Vietnam and Canada have an endless amount of differences. The main one I’ve noticed is that while Canada is multicultural, Vietnam is almost entirely racially homogeneous So, how does that affect my sister and I while living in a rural city? There are always less than 10 foreigners living in the city long term (Some Asians, a few Cubans, an American, a Dutch lady, an Australian lady and my sister). Every single time my sister and I leave the house, we are greeted by smiling faces, warm touches, and so many questions about how Amber and the baby are doing. Naturally, as I am sure happens in every country in the world, people always want to give advice on what is best for the baby – at the market, the noodle shop, or just while we walk down the street, people offer their opinion.
Amber was the first Westerner ever to give birth in our rural city, and along with the birth of my handsome nephew came an insane amount of Vietnamese traditions, all of which are so ingrained in the culture. I am certain that every single adult in Vietnam, regardless of religion or ethnicity, knows that it is tradition for women and their new babies to stay in their house for at least one month after the birth. During this time the new mother should also wear cotton balls in her ears, not touch or ingest cold water, and they generally have a little fire pit with herbs burning in the bedroom. These traditions seem a little odd, but they have clear purposes: the cotton balls in their ears are so no cold can get in to the women and bring them illness in their old age, same with the need to avoid cold water. The fire pit helps with post birth recovery and health. Vietnamese people have strict traditions that they follow for just about every single major, and most minor, life events.

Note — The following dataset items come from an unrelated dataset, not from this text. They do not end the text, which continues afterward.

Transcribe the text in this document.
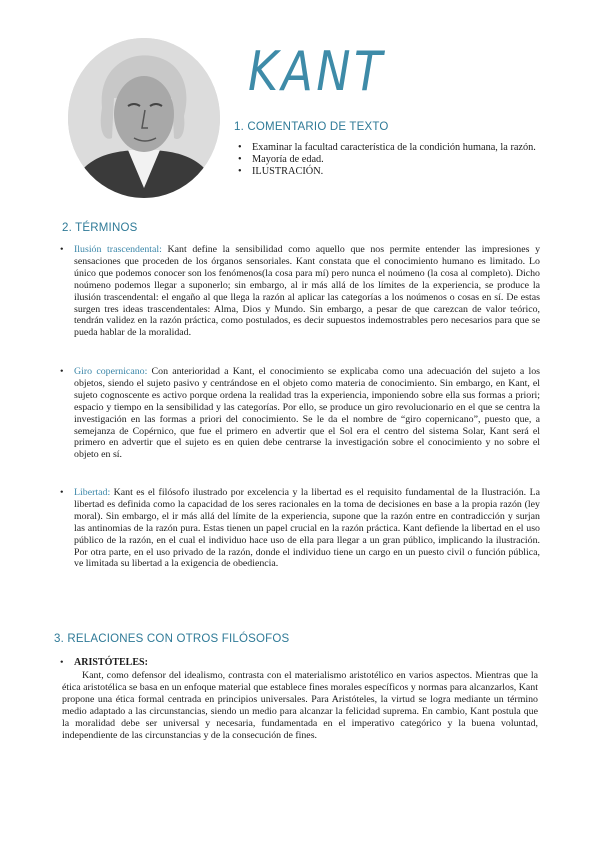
KANT
1. COMENTARIO DE TEXTO
• Examinar la facultad característica de la condición humana, la razón.
• Mayoría de edad.
• ILUSTRACIÓN.
2. TÉRMINOS
• Ilusión trascendental: Kant define la sensibilidad como aquello que nos permite entender las impresiones y sensaciones que proceden de los órganos sensoriales. Kant constata que el conocimiento humano es limitado. Lo único que podemos conocer son los fenómenos(la cosa para mí) pero nunca el noúmeno (la cosa al completo). Dicho noúmeno podemos llegar a suponerlo; sin embargo, al ir más allá de los límites de la experiencia, se produce la ilusión trascendental: el engaño al que llega la razón al aplicar las categorías a los noúmenos o cosas en sí. De estas surgen tres ideas trascendentales: Alma, Dios y Mundo. Sin embargo, a pesar de que carezcan de valor teórico, tendrán validez en la razón práctica, como postulados, es decir supuestos indemostrables pero necesarios para que se pueda hablar de la moralidad.
• Giro copernicano: Con anterioridad a Kant, el conocimiento se explicaba como una adecuación del sujeto a los objetos, siendo el sujeto pasivo y centrándose en el objeto como materia de conocimiento. Sin embargo, en Kant, el sujeto cognoscente es activo porque ordena la realidad tras la experiencia, imponiendo sobre ella sus formas a priori; espacio y tiempo en la sensibilidad y las categorías. Por ello, se produce un giro revolucionario en el que se centra la investigación en las formas a priori del conocimiento. Se le da el nombre de “giro copernicano”, puesto que, a semejanza de Copérnico, que fue el primero en advertir que el Sol era el centro del sistema Solar, Kant será el primero en advertir que el sujeto es en quien debe centrarse la investigación sobre el conocimiento y no sobre el objeto en sí.
• Libertad: Kant es el filósofo ilustrado por excelencia y la libertad es el requisito fundamental de la Ilustración. La libertad es definida como la capacidad de los seres racionales en la toma de decisiones en base a la propia razón (ley moral). Sin embargo, el ir más allá del límite de la experiencia, supone que la razón entre en contradicción y surjan las antinomias de la razón pura. Estas tienen un papel crucial en la razón práctica. Kant defiende la libertad en el uso público de la razón, en el cual el individuo hace uso de ella para llegar a un gran público, implicando la ilustración. Por otra parte, en el uso privado de la razón, donde el individuo tiene un cargo en un puesto civil o función pública, ve limitada su libertad a la exigencia de obediencia.
3. RELACIONES CON OTROS FILÓSOFOS
• ARISTÓTELES:
Kant, como defensor del idealismo, contrasta con el materialismo aristotélico en varios aspectos. Mientras que la ética aristotélica se basa en un enfoque material que establece fines morales específicos y normas para alcanzarlos, Kant propone una ética formal centrada en principios universales. Para Aristóteles, la virtud se logra mediante un término medio adaptado a las circunstancias, siendo un medio para alcanzar la felicidad suprema. En cambio, Kant postula que la moralidad debe ser universal y necesaria, fundamentada en el imperativo categórico y la buena voluntad, independiente de las circunstancias y de la consecución de fines.
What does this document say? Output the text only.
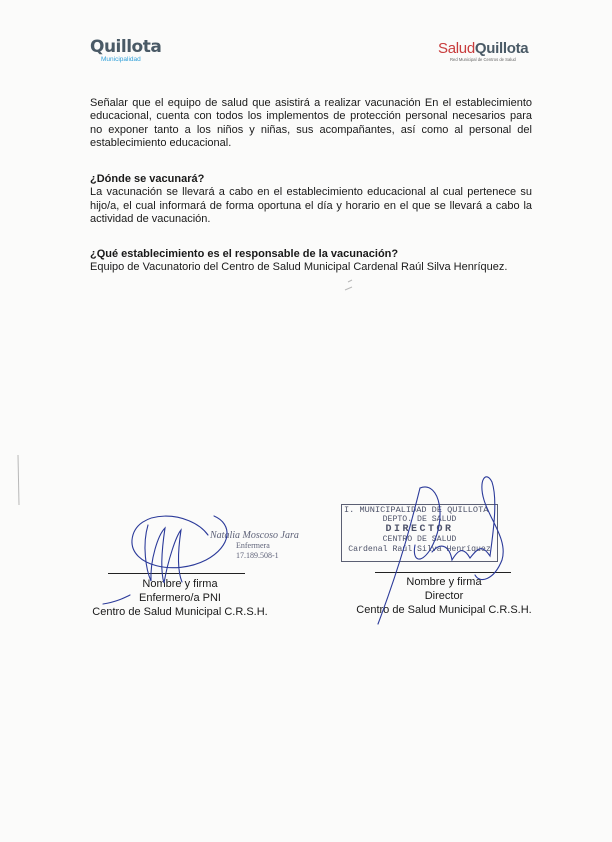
Quillota
Municipalidad
SaludQuillota
Red Municipal de Centros de Salud
Señalar que el equipo de salud que asistirá a realizar vacunación En el establecimiento educacional, cuenta con todos los implementos de protección personal necesarios para no exponer tanto a los niños y niñas, sus acompañantes, así como al personal del establecimiento educacional.
¿Dónde se vacunará?
La vacunación se llevará a cabo en el establecimiento educacional al cual pertenece su hijo/a, el cual informará de forma oportuna el día y horario en el que se llevará a cabo la actividad de vacunación.
¿Qué establecimiento es el responsable de la vacunación?
Equipo de Vacunatorio del Centro de Salud Municipal Cardenal Raúl Silva Henríquez.
I. MUNICIPALIDAD DE QUILLOTA
DEPTO. DE SALUD
DIRECTOR
CENTRO DE SALUD
Cardenal Raúl Silva Henríquez
Natalia Moscoso Jara
Enfermera
17.189.508-1
Nombre y firma
Enfermero/a PNI
Centro de Salud Municipal C.R.S.H.
Nombre y firma
Director
Centro de Salud Municipal C.R.S.H.
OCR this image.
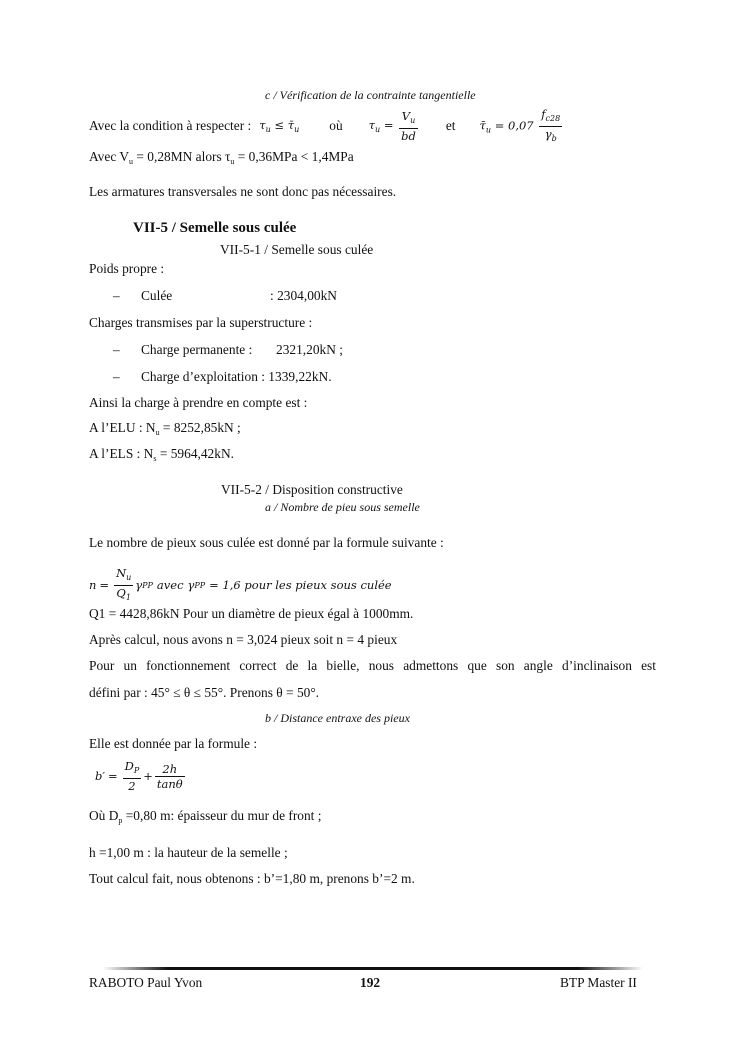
c / Vérification de la contrainte tangentielle
Avec la condition à respecter : $\tau_u$ ≤ $\taū_u$ où $\tau_u = \frac{V_u}{bd}$ et $\taū_u = 0,07 \frac{f_{c28}}{\gamma_b}$
Avec $V_u = 0,28MN$ alors $\tau_u = 0,36MPa < 1,4MPa$
Les armatures transversales ne sont donc pas nécessaires.
VII-5 / Semelle sous culée
VII-5-1 / Semelle sous culée
Poids propre :
– Culée	: 2304,00kN
Charges transmises par la superstructure :
– Charge permanente : 2321,20kN ;
– Charge d’exploitation : 1339,22kN.
Ainsi la charge à prendre en compte est :
A l’ELU : $N_u = 8252,85kN$ ;
A l’ELS : $N_s = 5964,42kN$.
VII-5-2 / Disposition constructive
a / Nombre de pieu sous semelle
Le nombre de pieux sous culée est donné par la formule suivante :
$n = \frac{N_u}{Q_1}$ γ PP avec γ PP = 1,6 pour les pieux sous culée
Q1 = 4428,86kN Pour un diamètre de pieux égal à 1000mm.
Après calcul, nous avons n = 3,024 pieux soit n = 4 pieux
Pour un fonctionnement correct de la bielle, nous admettons que son angle d’inclinaison est
défini par : 45° ≤ θ ≤ 55°. Prenons θ = 50°.
b / Distance entraxe des pieux
Elle est donnée par la formule :
$b' = \frac{D_P}{2} + \frac{2h}{\tan\theta}$
Où $D_p =0,80$ m: épaisseur du mur de front ;
h =1,00 m : la hauteur de la semelle ;
Tout calcul fait, nous obtenons : b’=1,80 m, prenons b’=2 m.
RABOTO Paul Yvon	192	BTP Master II
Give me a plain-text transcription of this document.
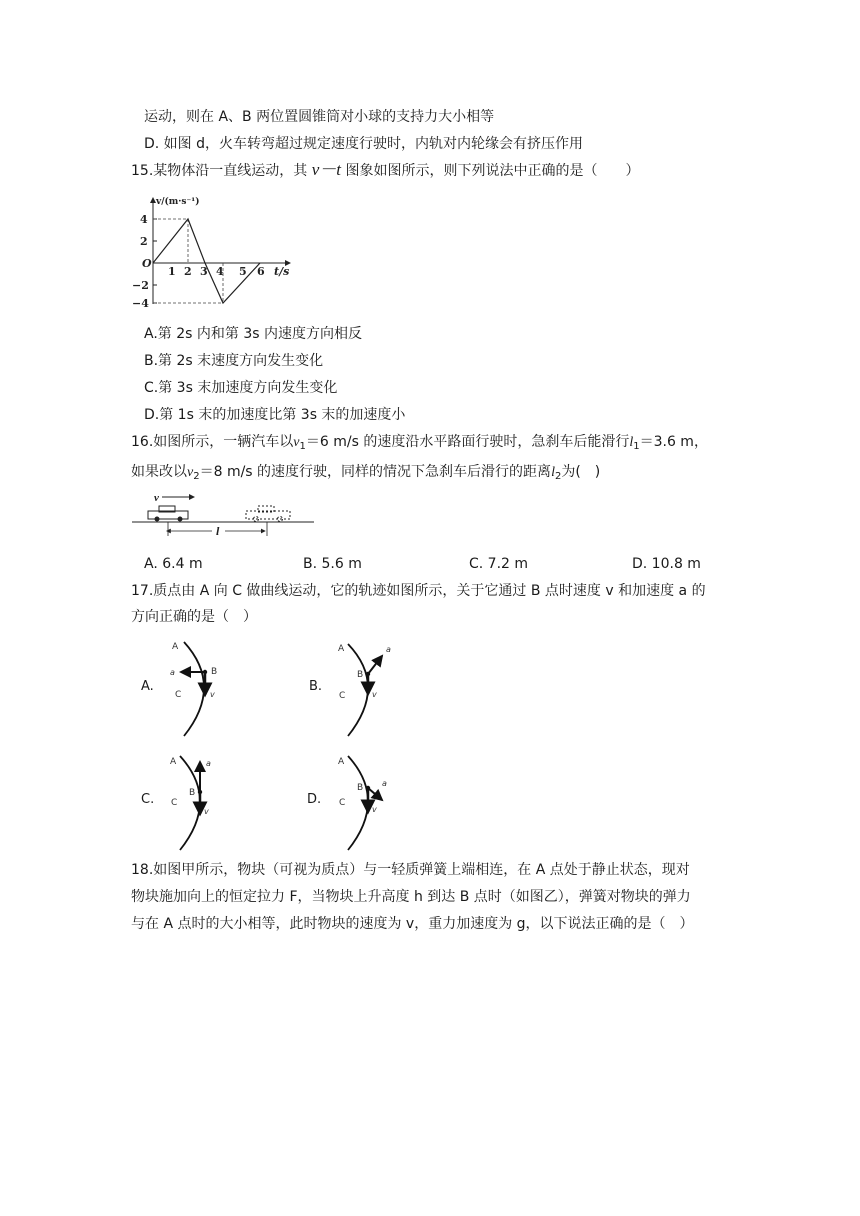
运动，则在 A、B 两位置圆锥筒对小球的支持力大小相等
D. 如图 d，火车转弯超过规定速度行驶时，内轨对内轮缘会有挤压作用
15.某物体沿一直线运动，其 v－t 图象如图所示，则下列说法中正确的是（　　）
v/(m·s⁻¹)
4
2
O
−2
−4
1 2 3 4 5 6 t/s
A.第 2s 内和第 3s 内速度方向相反
B.第 2s 末速度方向发生变化
C.第 3s 末加速度方向发生变化
D.第 1s 末的加速度比第 3s 末的加速度小
16.如图所示，一辆汽车以$v_1=6$ m/s 的速度沿水平路面行驶时，急刹车后能滑行$l_1=3.6$ m，
如果改以$v_2=8$ m/s 的速度行驶，同样的情况下急刹车后滑行的距离$l_2$为(　)
v
l
A. 6.4 m	B. 5.6 m	C. 7.2 m	D. 10.8 m
17.质点由 A 向 C 做曲线运动，它的轨迹如图所示，关于它通过 B 点时速度 v 和加速度 a 的
方向正确的是（　）
A.	B.
C.	D.
A
B
C
a
v
A
B
C
a
v
A
B
C
a
v
A
B
C
a
v
18.如图甲所示，物块（可视为质点）与一轻质弹簧上端相连，在 A 点处于静止状态，现对
物块施加向上的恒定拉力 F，当物块上升高度 h 到达 B 点时（如图乙），弹簧对物块的弹力
与在 A 点时的大小相等，此时物块的速度为 v，重力加速度为 g，以下说法正确的是（　）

Festivals are also a big part of Vietnamese culture, and my favourite festival is the mid-autumn festival which is dedicated to children. It takes place over three days in the Fall, and boys form groups, going house to house to perform a dragon dance in exchange for money. Dragon dances are absurdly cool to see and the boys practice for months before the festival, which absolutely shows. The groups always put on an amazing performance, which is why the streets are absolutely packed with families checking everything out. It’s probably more popular than a Canadian Christmas parade and for my foreign eyes it is at least as exciting!
I love that Vietnam’s traditions are so much a part of their culture. I think this is possible because they are a homogeneous country. It feels really comforting when every person who offers their opinion is saying a similar thing to the person before – straighten the baby’s legs when he eats so the milk goes all the way through his body, keep him warm, and so on. It is so much fun to be in a country that is unified in its beliefs and hear the same advice being told from every economic group, ethnicity, religion and age. This is in contrast to Canada where traditions are passed on within a family and each new family will create their own new traditions. This is really special and I love the cultural and traditional mosaic that is represented in Canada. Since Canada is multicultural, there is not one unifying message connecting us all but rather a collection of cultures, traditions and messages represented in one society. Both Canadian and Vietnamese cultures are beautiful and unique, and I love the opportunity to continue exploring and learning about each.